Al Muktabatar komitmen akan mengoptimalkan peran Pemerintah Provinsi Banten dalam mendukung agenda kerja nasional.

“Terima kasih kepada Pemerintah Pusat melalui Kemenko Bidang Perekonomian atas pembentukan KEK Edutek Medika Internasiona Banten.
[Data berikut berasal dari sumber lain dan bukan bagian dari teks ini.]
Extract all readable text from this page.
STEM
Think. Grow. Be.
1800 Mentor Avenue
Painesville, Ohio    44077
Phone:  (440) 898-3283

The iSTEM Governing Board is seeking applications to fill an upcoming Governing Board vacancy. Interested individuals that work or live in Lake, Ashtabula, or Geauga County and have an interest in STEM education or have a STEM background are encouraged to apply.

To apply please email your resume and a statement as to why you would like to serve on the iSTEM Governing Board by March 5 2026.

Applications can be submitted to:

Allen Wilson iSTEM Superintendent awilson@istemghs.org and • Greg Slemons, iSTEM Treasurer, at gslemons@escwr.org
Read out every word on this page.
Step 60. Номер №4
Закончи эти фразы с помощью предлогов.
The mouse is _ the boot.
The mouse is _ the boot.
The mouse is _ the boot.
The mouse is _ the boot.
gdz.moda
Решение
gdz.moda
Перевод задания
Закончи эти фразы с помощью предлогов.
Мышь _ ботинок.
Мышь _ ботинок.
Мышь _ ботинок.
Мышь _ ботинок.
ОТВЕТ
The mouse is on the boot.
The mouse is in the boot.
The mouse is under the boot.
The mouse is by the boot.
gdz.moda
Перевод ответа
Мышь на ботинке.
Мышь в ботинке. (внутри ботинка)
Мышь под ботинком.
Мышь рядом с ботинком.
Kita akan lebih mengoptimalkan peran Pemerintah Provinsi dalam mendukung agenda kerja nasional,” ucap Al Muktabar.

“Tadi telah disepakati beberapa poin penting dalam rancangan PP tentang KEK. Kita tentu sangat berterimakasih dimana Provinsi Banten mendapatkan lagi bagian dari Kawasan Ekonomi Khusus yang ke depan akan kita optimalkan Peran Pemerintah Provinsi Banten,” tambahnya.

Dijelaskan Al Muktabar, pengembangan KEK Edutek Medika Internasional di sektor Kesehatan, Pendidikan, dan Teknologi ini selain mendorong perekonomian wilayah juga meningkatkan investasi dan menciptakan lapangan kerja baru.

“Tentunya KEK ini sangat berefek besar bagi masyarakat Banten dan Negara Kesatuan Republik Indonesia karena KEK ini berskala internasional,” ungkap Al Muktabar.

Pemerintah Provinsi Banten akan segera merumuskan agenda teknis skema KEK sesuai peraturan perundang-undangan yang berlaku seperti mempercepat akselerasi dengan masyarakat, sinkronisasi dan koordinasi bersama Kabupaten dan Kota dalam percepatan pembentukan KEK Edutek Medika Internasional Banten.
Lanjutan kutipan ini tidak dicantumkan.